If all of us who work with kids could empathetically approach each of them with kindness and acceptance perhaps we can get by without the advantage of knowing about where they come from. We'd be expressing nothing toward them that necessarily needed to be reacted to. We would be tapping into what good solution-focused therapists know about effectively working with their clients; that you don't need to dwell on the problems to effectively set goals toward the solutions. We should harbor no animosity toward others for not disclosing details about kids we don't need to know. We could simply feel what we should feel about our role as educators; privileged and humbled to have the opportunity to support them from wherever they arrive each and every day. Defaulting to that presents very good odds that we'll build the trust and comfort necessary for kids arriving from at-risk environments not to be at risk within our classroom environments too. 

Sunday, February 5, 2023

My Fathers


January 25 was the one-year anniversary of my father-in-law's passing. Krishan Syal was a good man and one of my fathers. I miss him profoundly. I wrote this for him after he died. If I could, I would like to talk to him about what I'm going to write here. We had so many conversations about important things like this. Kris was one of the most authentic men I have had the privilege to know. He cared for me, respected me, and shared what he knew. He was a mentor and a friend. He was a father at a time when fatherhood is increasingly difficult to define. We need a new definition of what it means to be a father in the world today.
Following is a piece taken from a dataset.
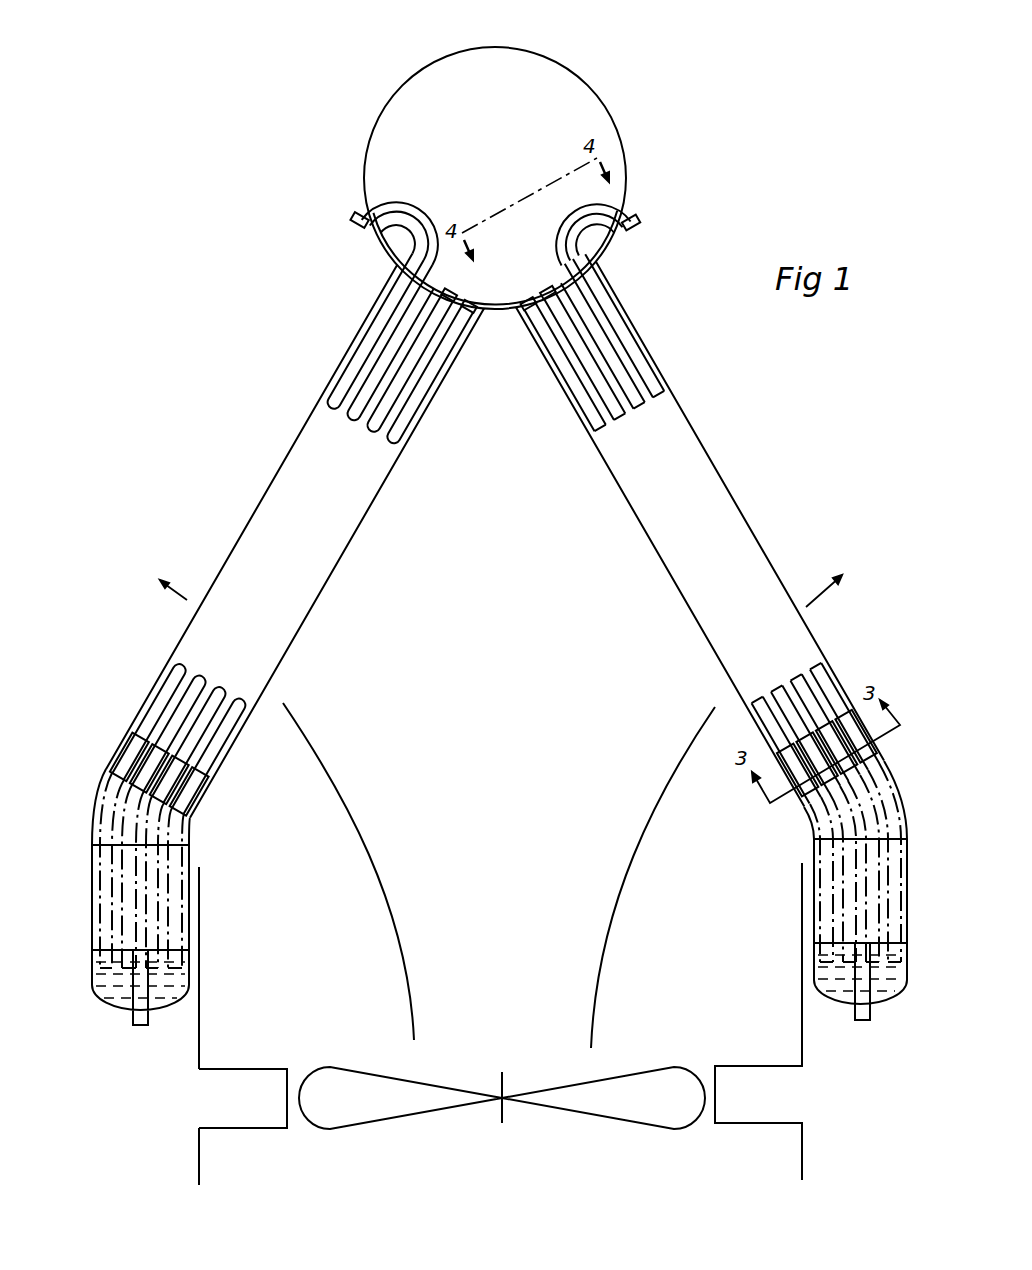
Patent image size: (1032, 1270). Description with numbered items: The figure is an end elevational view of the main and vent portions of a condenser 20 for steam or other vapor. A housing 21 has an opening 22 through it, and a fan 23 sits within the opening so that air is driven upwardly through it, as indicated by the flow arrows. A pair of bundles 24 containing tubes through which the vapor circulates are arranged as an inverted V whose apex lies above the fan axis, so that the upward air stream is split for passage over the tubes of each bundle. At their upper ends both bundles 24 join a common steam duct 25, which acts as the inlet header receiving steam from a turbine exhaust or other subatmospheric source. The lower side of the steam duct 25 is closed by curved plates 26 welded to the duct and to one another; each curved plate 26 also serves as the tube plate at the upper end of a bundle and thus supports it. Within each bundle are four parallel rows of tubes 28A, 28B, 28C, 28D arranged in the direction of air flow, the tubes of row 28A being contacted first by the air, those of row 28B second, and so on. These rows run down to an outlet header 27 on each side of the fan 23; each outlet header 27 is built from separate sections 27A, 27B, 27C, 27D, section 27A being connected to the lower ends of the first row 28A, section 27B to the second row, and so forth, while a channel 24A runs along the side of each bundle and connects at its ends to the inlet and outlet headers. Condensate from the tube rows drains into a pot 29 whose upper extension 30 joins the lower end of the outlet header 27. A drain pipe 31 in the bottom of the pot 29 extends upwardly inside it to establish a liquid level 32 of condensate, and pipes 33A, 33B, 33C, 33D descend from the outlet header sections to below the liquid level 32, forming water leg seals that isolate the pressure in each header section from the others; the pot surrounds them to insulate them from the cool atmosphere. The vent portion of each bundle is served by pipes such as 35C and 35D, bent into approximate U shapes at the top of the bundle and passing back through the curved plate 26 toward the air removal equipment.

I'm reading "Of Boys And Men" by Richard V. Reeves. The book is an exploration of why the modern male is struggling, why it matters, and what we can do about that. The book addresses many elements of the male experience, and fatherhood is a prominent theme. A quote from the book stuck out for me,
A man who is integrated into a community through a role in a family, spanning generations into the past and future, will be more consistently and durably tied to the social order than a man responding chiefly to a charismatic leader, a demagogue, or a grandiose ideaology of patriotism." 
- George Gilder, 1973

When I read the words "charismatic leader," "demagogue" and "grandiose ideology," I don't need to think very hard to provide many contemporary examples of each one of these types of men. These are men who are lost in their perception of masculinity. They believe that to be strong, others must be weak. They possess insecurity and fear without knowing how to be humble and authentic. Locked in a zeitgeist of days gone by, they are confused about their place in a society that no longer fears them, and can no longer be controlled by them. They deny the true nature of their emotions masking them with anger and aggression. This is a diminished state of manhood that cannot be sustained. To say that our next evolutionary step forward for humanity depends on the formulation of a new definition of fatherhood is no exaggeration.